Compartir es, más aun, una actitud de vida, en la cual darse es brindar tus capacidades, tus mejores esfuerzos, tu tiempo, tu energía y tus posibilidades para entregar desde tu interior aquello de lo que alguien carece.

Cuando das algo material siempre puedes dar algo inmaterial. Una mirada, una sonrisa constituyen tu inmensidad que se entrega y se comparte junto a lo que contienen tus manos extendidas. El valor de esto no es tan grande como el del gesto con que entregas, que abre una fuente de tu vida a aquella persona.

Entonces, solo entonces, te constituyes en multiplicador, como el Hombre de Galilea, quien, siendo también Dios, podía alimentar a miles con su fuente de amor abierta para todos los que lo seguían.

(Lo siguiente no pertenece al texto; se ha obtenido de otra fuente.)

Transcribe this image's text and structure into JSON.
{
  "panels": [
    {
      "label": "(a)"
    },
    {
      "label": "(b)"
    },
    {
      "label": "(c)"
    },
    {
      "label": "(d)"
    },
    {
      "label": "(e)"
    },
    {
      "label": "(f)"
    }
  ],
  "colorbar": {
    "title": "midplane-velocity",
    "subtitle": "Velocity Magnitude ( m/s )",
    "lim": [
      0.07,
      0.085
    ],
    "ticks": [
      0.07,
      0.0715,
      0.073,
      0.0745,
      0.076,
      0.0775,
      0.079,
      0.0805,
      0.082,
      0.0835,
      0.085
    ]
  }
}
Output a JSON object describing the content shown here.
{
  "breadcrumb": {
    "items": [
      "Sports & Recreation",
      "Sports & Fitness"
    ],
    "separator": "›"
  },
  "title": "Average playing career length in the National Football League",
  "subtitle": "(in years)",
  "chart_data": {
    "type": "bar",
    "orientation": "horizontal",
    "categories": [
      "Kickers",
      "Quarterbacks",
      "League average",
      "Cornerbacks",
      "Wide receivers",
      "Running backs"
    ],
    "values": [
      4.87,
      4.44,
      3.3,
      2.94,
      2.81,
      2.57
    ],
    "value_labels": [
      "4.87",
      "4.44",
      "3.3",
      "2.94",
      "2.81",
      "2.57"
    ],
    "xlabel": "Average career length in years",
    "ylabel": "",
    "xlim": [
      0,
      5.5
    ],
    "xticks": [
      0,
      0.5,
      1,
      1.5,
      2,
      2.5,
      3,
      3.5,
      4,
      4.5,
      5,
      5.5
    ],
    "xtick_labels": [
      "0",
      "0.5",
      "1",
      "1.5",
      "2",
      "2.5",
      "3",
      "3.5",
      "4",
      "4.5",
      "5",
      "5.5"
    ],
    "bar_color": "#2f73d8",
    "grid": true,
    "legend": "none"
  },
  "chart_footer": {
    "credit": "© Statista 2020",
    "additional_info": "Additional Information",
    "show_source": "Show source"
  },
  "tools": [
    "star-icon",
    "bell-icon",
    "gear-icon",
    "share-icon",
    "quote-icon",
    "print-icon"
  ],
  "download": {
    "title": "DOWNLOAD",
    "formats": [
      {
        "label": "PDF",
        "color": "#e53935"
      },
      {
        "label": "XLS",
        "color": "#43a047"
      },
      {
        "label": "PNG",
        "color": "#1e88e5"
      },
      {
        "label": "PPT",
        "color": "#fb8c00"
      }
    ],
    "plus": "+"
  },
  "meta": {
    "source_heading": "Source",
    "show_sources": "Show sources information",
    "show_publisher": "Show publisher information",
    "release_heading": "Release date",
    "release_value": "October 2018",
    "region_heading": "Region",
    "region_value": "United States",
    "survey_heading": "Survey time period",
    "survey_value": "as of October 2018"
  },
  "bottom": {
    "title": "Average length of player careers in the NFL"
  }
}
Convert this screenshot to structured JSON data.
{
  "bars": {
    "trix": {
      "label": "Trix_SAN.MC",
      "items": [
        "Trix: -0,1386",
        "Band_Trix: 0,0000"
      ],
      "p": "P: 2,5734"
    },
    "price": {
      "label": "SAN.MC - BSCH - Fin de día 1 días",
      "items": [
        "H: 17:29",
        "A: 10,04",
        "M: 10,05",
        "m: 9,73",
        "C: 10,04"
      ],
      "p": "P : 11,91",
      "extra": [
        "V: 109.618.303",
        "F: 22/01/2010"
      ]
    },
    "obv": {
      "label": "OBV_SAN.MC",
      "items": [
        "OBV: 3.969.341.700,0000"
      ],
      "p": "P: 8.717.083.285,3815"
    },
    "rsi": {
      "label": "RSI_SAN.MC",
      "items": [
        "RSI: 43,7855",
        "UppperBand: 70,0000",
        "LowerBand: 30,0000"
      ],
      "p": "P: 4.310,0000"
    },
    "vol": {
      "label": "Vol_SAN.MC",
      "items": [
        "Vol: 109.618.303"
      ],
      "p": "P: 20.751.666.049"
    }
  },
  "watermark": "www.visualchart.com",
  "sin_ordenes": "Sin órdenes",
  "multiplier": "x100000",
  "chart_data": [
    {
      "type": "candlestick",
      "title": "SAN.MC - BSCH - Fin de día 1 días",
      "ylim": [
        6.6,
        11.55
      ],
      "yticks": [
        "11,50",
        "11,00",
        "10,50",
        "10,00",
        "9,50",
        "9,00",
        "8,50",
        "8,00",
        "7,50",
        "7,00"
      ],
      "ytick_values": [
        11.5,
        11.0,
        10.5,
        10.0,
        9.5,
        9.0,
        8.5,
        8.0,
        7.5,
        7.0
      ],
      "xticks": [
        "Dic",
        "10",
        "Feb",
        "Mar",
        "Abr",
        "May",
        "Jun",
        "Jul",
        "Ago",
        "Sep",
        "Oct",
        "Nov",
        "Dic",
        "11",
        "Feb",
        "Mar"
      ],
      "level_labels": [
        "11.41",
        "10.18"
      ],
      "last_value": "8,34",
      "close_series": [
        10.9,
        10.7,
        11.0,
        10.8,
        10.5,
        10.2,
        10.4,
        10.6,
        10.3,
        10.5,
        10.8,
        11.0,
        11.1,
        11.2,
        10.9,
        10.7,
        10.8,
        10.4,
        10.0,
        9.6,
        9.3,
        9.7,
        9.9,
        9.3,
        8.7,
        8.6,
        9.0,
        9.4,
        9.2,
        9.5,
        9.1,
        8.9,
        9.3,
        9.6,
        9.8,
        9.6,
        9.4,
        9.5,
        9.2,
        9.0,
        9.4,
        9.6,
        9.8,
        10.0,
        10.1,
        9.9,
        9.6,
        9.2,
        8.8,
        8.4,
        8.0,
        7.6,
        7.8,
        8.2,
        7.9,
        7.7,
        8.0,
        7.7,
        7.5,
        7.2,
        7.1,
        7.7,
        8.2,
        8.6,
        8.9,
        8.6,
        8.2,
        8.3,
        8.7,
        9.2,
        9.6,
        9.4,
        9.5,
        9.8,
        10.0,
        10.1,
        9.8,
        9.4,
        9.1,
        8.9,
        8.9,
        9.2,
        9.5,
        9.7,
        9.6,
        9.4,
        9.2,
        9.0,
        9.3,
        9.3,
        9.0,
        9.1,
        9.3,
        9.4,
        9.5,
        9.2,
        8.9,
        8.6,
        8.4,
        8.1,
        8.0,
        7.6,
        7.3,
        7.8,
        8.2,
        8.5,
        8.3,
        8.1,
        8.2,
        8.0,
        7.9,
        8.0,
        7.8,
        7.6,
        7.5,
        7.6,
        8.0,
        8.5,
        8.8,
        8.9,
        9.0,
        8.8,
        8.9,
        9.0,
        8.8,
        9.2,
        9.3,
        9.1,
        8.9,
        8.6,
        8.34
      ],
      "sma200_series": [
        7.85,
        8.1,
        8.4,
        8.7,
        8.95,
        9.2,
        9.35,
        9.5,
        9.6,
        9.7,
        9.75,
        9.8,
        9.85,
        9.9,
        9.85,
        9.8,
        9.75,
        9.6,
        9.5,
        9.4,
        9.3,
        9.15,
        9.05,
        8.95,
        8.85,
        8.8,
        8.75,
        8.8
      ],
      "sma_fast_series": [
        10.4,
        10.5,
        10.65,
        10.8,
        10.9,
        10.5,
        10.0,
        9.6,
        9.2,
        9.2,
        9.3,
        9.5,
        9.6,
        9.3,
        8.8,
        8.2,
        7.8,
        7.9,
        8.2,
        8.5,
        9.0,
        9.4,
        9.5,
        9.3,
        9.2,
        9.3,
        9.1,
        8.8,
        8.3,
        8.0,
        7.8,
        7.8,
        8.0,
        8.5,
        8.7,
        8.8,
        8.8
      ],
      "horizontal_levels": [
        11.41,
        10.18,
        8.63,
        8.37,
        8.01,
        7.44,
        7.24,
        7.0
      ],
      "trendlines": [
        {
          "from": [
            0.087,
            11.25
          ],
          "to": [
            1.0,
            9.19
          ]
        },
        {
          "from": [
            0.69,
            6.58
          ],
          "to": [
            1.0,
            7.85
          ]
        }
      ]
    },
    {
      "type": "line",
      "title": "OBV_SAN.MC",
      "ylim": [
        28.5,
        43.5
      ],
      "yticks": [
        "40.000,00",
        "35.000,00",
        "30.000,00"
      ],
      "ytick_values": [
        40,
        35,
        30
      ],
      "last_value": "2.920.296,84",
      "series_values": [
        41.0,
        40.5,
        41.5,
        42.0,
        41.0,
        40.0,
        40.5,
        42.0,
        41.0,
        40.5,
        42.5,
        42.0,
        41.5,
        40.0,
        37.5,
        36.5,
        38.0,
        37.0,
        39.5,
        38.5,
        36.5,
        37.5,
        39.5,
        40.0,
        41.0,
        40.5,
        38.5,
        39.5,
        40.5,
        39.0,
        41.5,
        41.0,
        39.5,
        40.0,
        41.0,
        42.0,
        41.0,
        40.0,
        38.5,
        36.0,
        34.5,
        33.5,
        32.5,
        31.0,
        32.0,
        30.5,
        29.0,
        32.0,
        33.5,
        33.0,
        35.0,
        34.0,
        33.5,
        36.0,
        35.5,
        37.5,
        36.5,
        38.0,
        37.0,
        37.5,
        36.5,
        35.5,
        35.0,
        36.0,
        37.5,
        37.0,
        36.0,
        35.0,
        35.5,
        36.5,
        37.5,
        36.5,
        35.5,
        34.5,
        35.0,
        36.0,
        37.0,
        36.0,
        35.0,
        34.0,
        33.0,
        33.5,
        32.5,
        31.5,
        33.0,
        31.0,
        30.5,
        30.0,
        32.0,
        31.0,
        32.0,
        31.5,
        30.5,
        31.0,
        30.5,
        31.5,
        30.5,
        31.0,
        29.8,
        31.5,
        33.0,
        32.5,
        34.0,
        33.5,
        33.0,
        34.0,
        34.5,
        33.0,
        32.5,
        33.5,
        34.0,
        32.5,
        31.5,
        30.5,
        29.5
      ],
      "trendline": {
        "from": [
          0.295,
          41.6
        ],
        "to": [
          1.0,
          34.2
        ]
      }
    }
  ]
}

Cierto es que no somos Dios y que tenemos tantos dolores y limitaciones dentro de nosotros que, algunas veces, ni tan siquiera podemos dar; pero, lo que no es menos cierto es que cuando nos damos en ese gesto fraterno nuestra intención abre caminos a la misericordia que habita en nuestro ser y se vuelve manantial para nuestra vida y la de quienes lo necesitan.

¿Dar a otros? ¡Muy bien!

¿Darse a otros? ¡Excelente!

¿Compartir con otros? ¡Darse hasta la Cruz!